I’m looking for a wireless usb stick for my computer. I’d like it to work with WPA, WEP, and WPA2. I was looking at a Rosewill RNX-N180UBE, but I could find any information on how well it worked with openSUSE. Thanks in advance!
I have found a place that lets you look at the known wireless devices and if they work with Linux. You will notice a button at the bottom that says complete listing. Press it and wait a while then you can look up the device.
What you have is a manufacturer, a model number and a chipset listing and if it is known to work. What I find is that while you can find the company that made it and a model number, versions of the chipset may be hard to determine at the store and it is likely you will be buying the very most recent release of any device and chipset, which is more likely to not yet be supported. It is tough to know for sure what you are buying until you hook it up to your computer.
Check the replies here
USB Wireless Device that works OOTB?
On 11/13/2010 11:36 PM, caf4926 wrote:
> Check the replies here
> ‘USB Wireless Device that works OOTB?’ (http://tinyurl.com/23n4uog)
With USB devices, you do need to be careful. Some vendors change the chip
without changing the model number. As a result, you might get a unit reported to
work and find that it will not function even though the list says it does.

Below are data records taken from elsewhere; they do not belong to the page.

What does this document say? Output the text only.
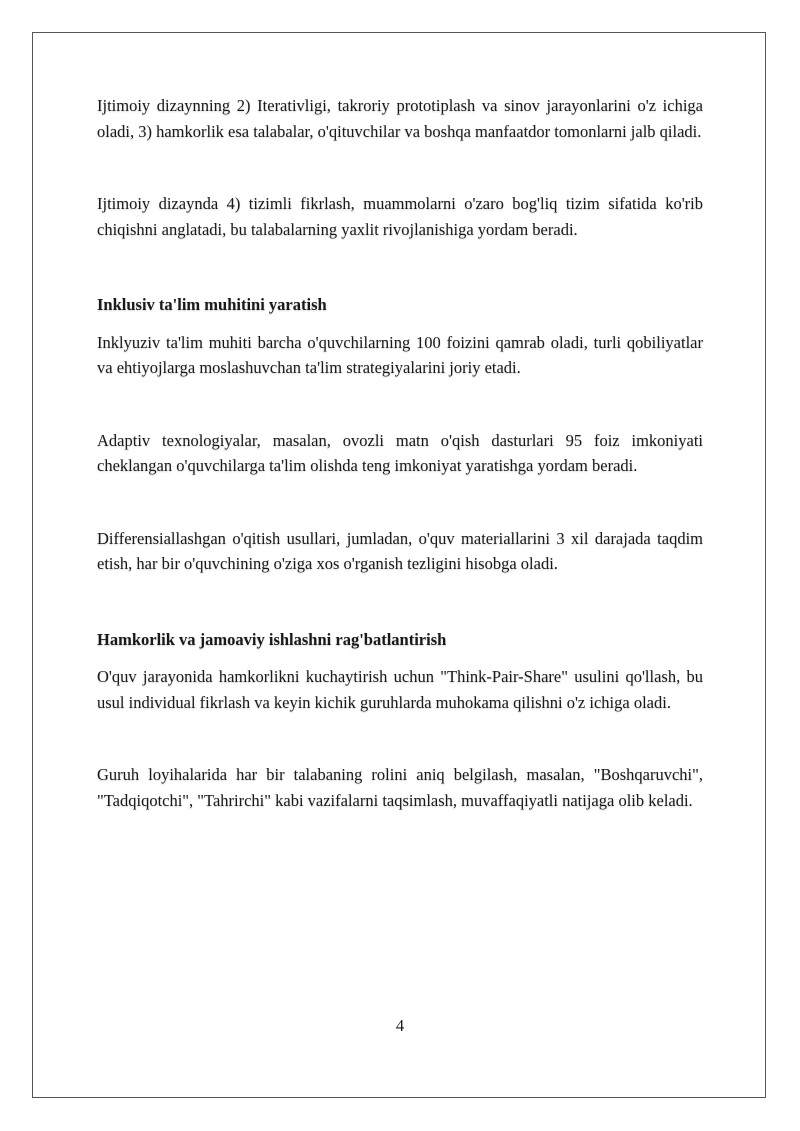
Ijtimoiy dizaynning 2) Iterativligi, takroriy prototiplash va sinov jarayonlarini o'z ichiga oladi, 3) hamkorlik esa talabalar, o'qituvchilar va boshqa manfaatdor tomonlarni jalb qiladi.

Ijtimoiy dizaynda 4) tizimli fikrlash, muammolarni o'zaro bog'liq tizim sifatida ko'rib chiqishni anglatadi, bu talabalarning yaxlit rivojlanishiga yordam beradi.

Inklusiv ta'lim muhitini yaratish

Inklyuziv ta'lim muhiti barcha o'quvchilarning 100 foizini qamrab oladi, turli qobiliyatlar va ehtiyojlarga moslashuvchan ta'lim strategiyalarini joriy etadi.

Adaptiv texnologiyalar, masalan, ovozli matn o'qish dasturlari 95 foiz imkoniyati cheklangan o'quvchilarga ta'lim olishda teng imkoniyat yaratishga yordam beradi.

Differensiallashgan o'qitish usullari, jumladan, o'quv materiallarini 3 xil darajada taqdim etish, har bir o'quvchining o'ziga xos o'rganish tezligini hisobga oladi.

Hamkorlik va jamoaviy ishlashni rag'batlantirish

O'quv jarayonida hamkorlikni kuchaytirish uchun "Think-Pair-Share" usulini qo'llash, bu usul individual fikrlash va keyin kichik guruhlarda muhokama qilishni o'z ichiga oladi.

Guruh loyihalarida har bir talabaning rolini aniq belgilash, masalan, "Boshqaruvchi", "Tadqiqotchi", "Tahrirchi" kabi vazifalarni taqsimlash, muvaffaqiyatli natijaga olib keladi.

4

I have a suite of 4 USB devices, all of which work with Linux. In order of my
preference, they are:
An 801.11bg device is the Netgear WG111v2, which is available refurbished on
Ebay for $10.99 with free shipping. It has the Realtek RTL8187L chip and uses
rtl8187 as a driver. The transmit performance is about 18 Mb/s - not quite the
theoretical maximum of 27 Mb/s, but the Linux mainline driver does better than
the vendor driver. The firmware for this device is built in, thus no worrying
The Level One WNC-0301USB is not available on Ebay, but can be purchased new at
Amazon.com for $15.99 plus shipping, also uses driver rtl8187. It has the
Realtek RTL8187B chip, and works out of the box without external firmware. The
current driver has a transmit performance of ~11 Mb/s, but fixes have just been
submitted that take it to the full 27 Mb/s of 802.11g.

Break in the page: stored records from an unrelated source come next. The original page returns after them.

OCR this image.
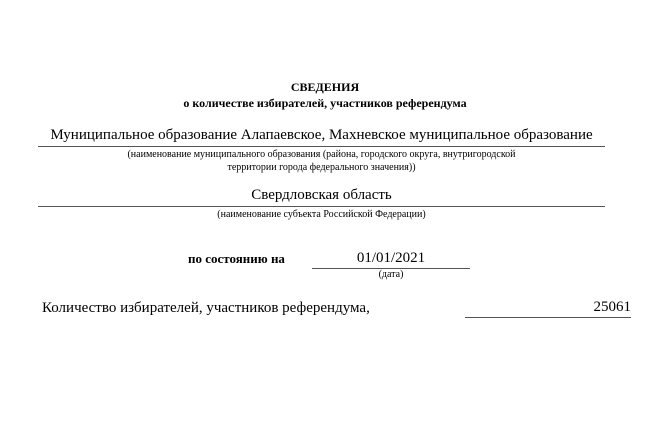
СВЕДЕНИЯ
о количестве избирателей, участников референдума
Муниципальное образование Алапаевское, Махневское муниципальное образование
(наименование муниципального образования (района, городского округа, внутригородской
территории города федерального значения))
Свердловская область
(наименование субъекта Российской Федерации)
по состоянию на	01/01/2021
(дата)
Количество избирателей, участников референдума,	25061
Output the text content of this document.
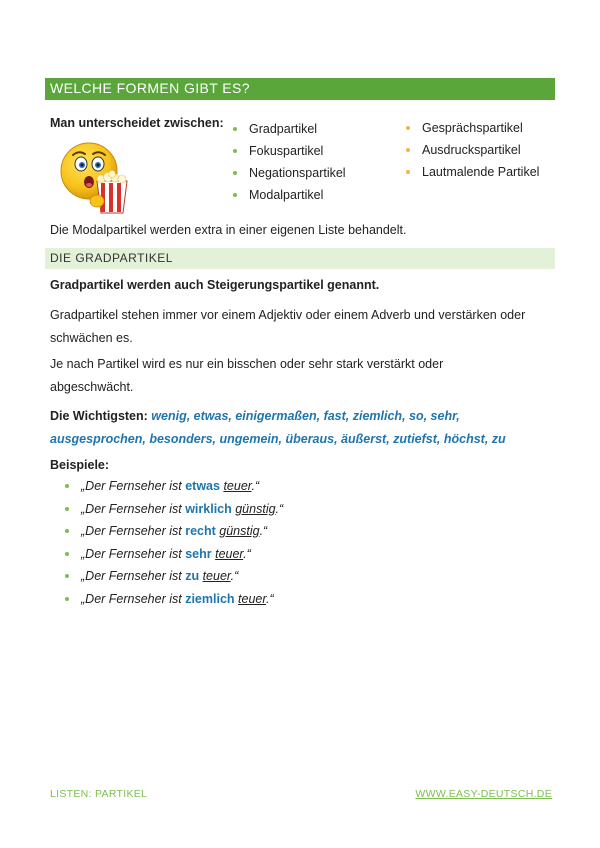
WELCHE FORMEN GIBT ES?
Man unterscheidet zwischen:	Gradpartikel
Fokuspartikel
Negationspartikel
Modalpartikel
Gesprächspartikel
Ausdruckspartikel
Lautmalende Partikel
Die Modalpartikel werden extra in einer eigenen Liste behandelt.
DIE GRADPARTIKEL
Gradpartikel werden auch Steigerungspartikel genannt.
Gradpartikel stehen immer vor einem Adjektiv oder einem Adverb und verstärken oder schwächen es.
Je nach Partikel wird es nur ein bisschen oder sehr stark verstärkt oder abgeschwächt.
Die Wichtigsten: wenig, etwas, einigermaßen, fast, ziemlich, so, sehr, ausgesprochen, besonders, ungemein, überaus, äußerst, zutiefst, höchst, zu
Beispiele:
„Der Fernseher ist etwas teuer.“
„Der Fernseher ist wirklich günstig.“
„Der Fernseher ist recht günstig.“
„Der Fernseher ist sehr teuer.“
„Der Fernseher ist zu teuer.“
„Der Fernseher ist ziemlich teuer.“
LISTEN: PARTIKEL	WWW.EASY-DEUTSCH.DE
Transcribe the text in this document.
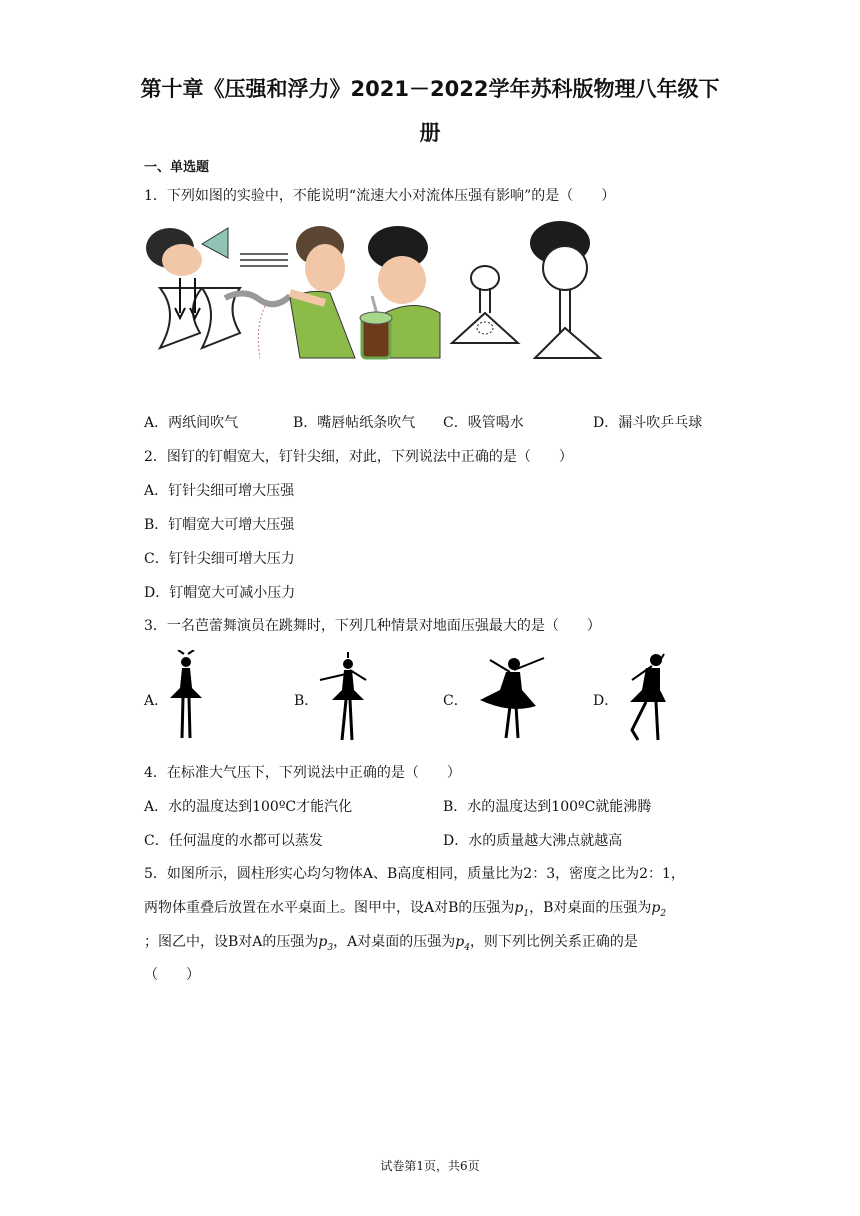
第十章《压强和浮力》2021－2022学年苏科版物理八年级下
册
一、单选题
1．下列如图的实验中，不能说明“流速大小对流体压强有影响”的是（　　）
A．两纸间吹气	B．嘴唇帖纸条吹气 C．吸管喝水	D．漏斗吹乒乓球
2．图钉的钉帽宽大，钉针尖细，对此，下列说法中正确的是（　　）
A．钉针尖细可增大压强
B．钉帽宽大可增大压强
C．钉针尖细可增大压力
D．钉帽宽大可减小压力
3．一名芭蕾舞演员在跳舞时，下列几种情景对地面压强最大的是（　　）
A．	B．	C．	D．
4．在标准大气压下，下列说法中正确的是（　　）
A．水的温度达到100ºC才能汽化	B．水的温度达到100ºC就能沸腾
C．任何温度的水都可以蒸发	D．水的质量越大沸点就越高
5．如图所示，圆柱形实心均匀物体A、B高度相同，质量比为2：3，密度之比为2：1，
两物体重叠后放置在水平桌面上。图甲中，设A对B的压强为$p_1$，B对桌面的压强为$p_2$
；图乙中，设B对A的压强为$p_3$，A对桌面的压强为$p_4$，则下列比例关系正确的是
（　　）
试卷第1页，共6页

An 802.11abg device is the Dell Wireless 1450 available used on Ebay for $19.99
with $8 shipping. If the ability to use the 5 GHz band is important, then this
is a good device using the p54usb driver. The firmware is external and not a
standard part of Linux, but readily available.

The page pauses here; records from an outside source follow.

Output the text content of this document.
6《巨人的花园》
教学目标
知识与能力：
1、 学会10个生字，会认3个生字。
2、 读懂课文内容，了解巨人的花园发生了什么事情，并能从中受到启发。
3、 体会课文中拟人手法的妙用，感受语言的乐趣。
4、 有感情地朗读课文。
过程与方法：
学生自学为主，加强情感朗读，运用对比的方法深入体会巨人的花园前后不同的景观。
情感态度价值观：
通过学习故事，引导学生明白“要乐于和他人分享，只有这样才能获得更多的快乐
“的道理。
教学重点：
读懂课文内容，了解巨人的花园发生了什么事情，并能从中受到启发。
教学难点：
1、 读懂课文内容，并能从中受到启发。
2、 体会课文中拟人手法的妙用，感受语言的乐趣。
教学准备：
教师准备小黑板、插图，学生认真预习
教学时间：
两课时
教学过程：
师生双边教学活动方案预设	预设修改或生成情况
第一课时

A newer 802.11n device is the D-Link DWA-130, available refurbished on Ebay for
$12.49 with free shipping. This one uses the r8712u driver. As this driver first
appears in kernel 2.6.37, it is not available with standard openSUSE 11.3. This
kernel may be standard in 11.4, but a driver is available through Packman for
11.3. The firmware is built into the driver. With this device, I have gotten
transmit rates of ~70 Mb/s on a 150M link.
If you have any questions, I will be happy to answer.